Unity call as devolution 'dead in the water'

By Farnham Herald in Local People

A?CALL?for unity among local authorities has been made by Hampshire County Council after revelations that the Solent devolution bid is almost certainly “dead in the water”.

Having caused rifts as some local authorities aligned themselves with the Solent bid – among them East Hampshire District Council (EHDC) – leaving questions over the economic impact on the rest of the county, county council leader Roy Perry determined to keep an open mind by asking the public for their views on the Government-led devolution process.

The idea was that groups of councils would join together as combined authorities, led by a new democratically-elected mayor, with a view to taking on some central government services. This would be in return for full retention of business rates plus investments in infrastructure.

Southampton, along with Portsmouth and Isle of Wight councils, applied to the Government last October to create what they felt would be a devolved Solent authority to boost economic growth which would, they understood, benefit from a £900m allocation over 30 years by the Government.

But during a meeting in Westminster on January 25, involving Hampshire MPs and council leaders, Portsmouth City Council leader Donna Jones said the money now appeared to have been lost because of opposition by Hampshire County Council, and because there was no consensus.

Isle of Wight Council leader Dave Stewart confirmed that his recently elected Conservative administration would not support the existing bid.

And Mr Perry said: “I’m not surprised that the deal is now dead. It would not have helped the local economy and would have led to the dismantling of vital county-wide services, such as transport, health and social care.”

Having resisted devolution bids, for both the Solent and the Heart of Hampshire, which covers Basingstoke and Deane, Hart, the New Forest, Rushmoor, Test Valley and Winchester councils, “because they make no economic sense in creating false divisions – geographically and between authorities”, Mr Perry called for a halt to the damaging debate, saying: “It’s high time we (Hampshire’s local authorities) came back together in a constructive way, put our recent differences behind us, and focused on the needs of all our residents in difficult times.”

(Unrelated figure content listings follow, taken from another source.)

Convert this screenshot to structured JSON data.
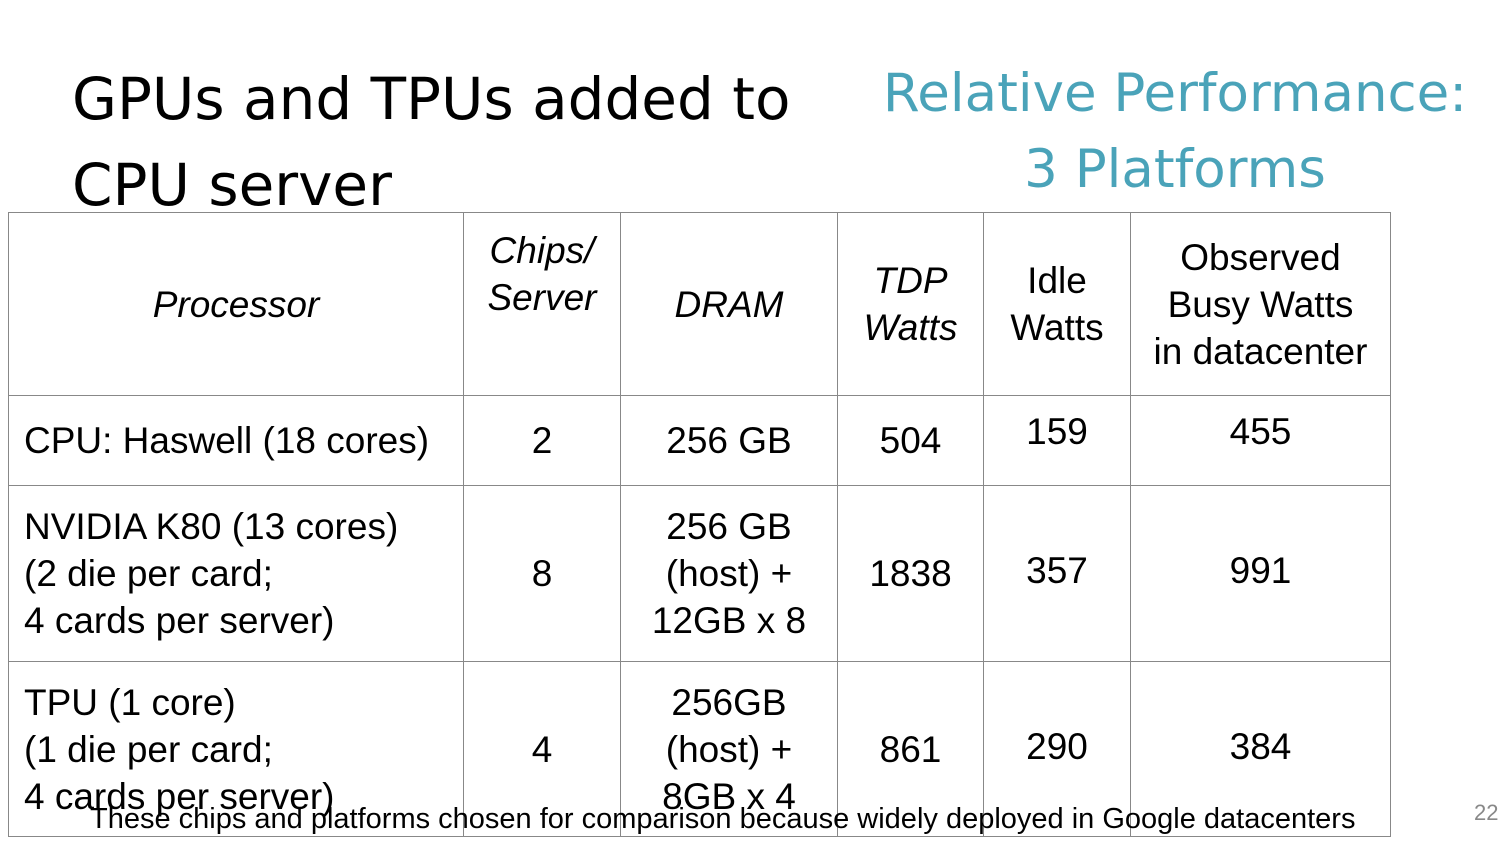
{
  "title": {
    "line1": "GPUs and TPUs added to",
    "line2": "CPU server"
  },
  "subtitle": {
    "line1": "Relative Performance:",
    "line2": "3 Platforms"
  },
  "table": {
    "headers": {
      "processor": "Processor",
      "chips_line1": "Chips/",
      "chips_line2": "Server",
      "dram": "DRAM",
      "tdp_line1": "TDP",
      "tdp_line2": "Watts",
      "idle_line1": "Idle",
      "idle_line2": "Watts",
      "busy_line1": "Observed",
      "busy_line2": "Busy Watts",
      "busy_line3": "in datacenter"
    },
    "rows": [
      {
        "processor": [
          "CPU: Haswell (18 cores)"
        ],
        "chips": "2",
        "dram": [
          "256 GB"
        ],
        "tdp": "504",
        "idle": "159",
        "busy": "455"
      },
      {
        "processor": [
          "NVIDIA K80 (13 cores)",
          "(2 die per card;",
          "4 cards per server)"
        ],
        "chips": "8",
        "dram": [
          "256 GB",
          "(host) +",
          "12GB x 8"
        ],
        "tdp": "1838",
        "idle": "357",
        "busy": "991"
      },
      {
        "processor": [
          "TPU (1 core)",
          "(1 die per card;",
          "4 cards per server)"
        ],
        "chips": "4",
        "dram": [
          "256GB",
          "(host) +",
          "8GB x 4"
        ],
        "tdp": "861",
        "idle": "290",
        "busy": "384"
      }
    ]
  },
  "footer": "These chips and platforms chosen for comparison because widely deployed in Google datacenters",
  "page_number": "22",
  "colors": {
    "subtitle": "#4aa3b9",
    "border": "#888888"
  }
}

He continued: “The Solent bid would not help the local economy, it would do it harm by isolating the area from the economic resources of the wider county as well as forcing the dismantling of vital county services – now and in the future.

“Nor is there any case for the creation of new unitary councils that cut across the county of Hampshire – again because they make no sense financially or for services. There is actually an overwhelming financial and service case for creating a county-wide unitary, as is being planned in Oxfordshire and Buckinghamshire.

“All local and national evidence shows that this would do more than any other model to save money, protect vital services, and cut council tax. But while the hard evidence for county unitaries is clear, Hampshire County Council prefers, if possible, to work with the districts in the interests of partnership.

“We want a concerted effort to work together in the county to make the two-tier system work, and to re-vamp our vital relations with the three unitaries.”

EHDC leader Ferris Cowper explained that the devolution initiative had been challenged on many fronts, notably whether there was a maximum size of a combined authority, beyond which it was too big to be genuinely “local” government, plus the highly controversial concept of the new mayor.

In the summer of 2015, he made it clear that, in his view, a combined authority for the whole of Hampshire was “simply too big”.

“The challenge has been to try to find the best solution for East Hampshire,” said Mr Cowper.

“Our business strategy published at the start of 2014 promised financial independence from government grants by 2019/20 and aspired to be tax free by 2021/22. With those strategies and aspirations still on track at the start of 2017, our need for a financial bail-out is much less than any council in Hampshire, possibly England and Wales.”

He continued: “This debate has not delivered a devolution proposal that has been acceptable to the Government. My assessment of the politics is that while devolution remains a government policy, difficult devolution does not.

“I do not expect to see any devolution deal for any part of Hampshire in this year’s Chancellor’s statement with the spring budget. If I am right then, in my view, continued engagement in this debate will be unproductive from this council’s point of view and I would withdraw EHDC from those deliberations at that time.”

And he concluded: “What would this mean for East Hampshire? No new elected mayor. No additional layer of government. I think most people would support that. It would also mean no 100 per cent retention of business rates or large infrastructure grants. But we are still on track to be financially independent in 2019/20 and we will still continue to cut tax and improve services as we did in 2016/17. That could make EHDC the most financially successful council in England and Wales, just as we promised we would at the start of 2014 in our radical business strategy.”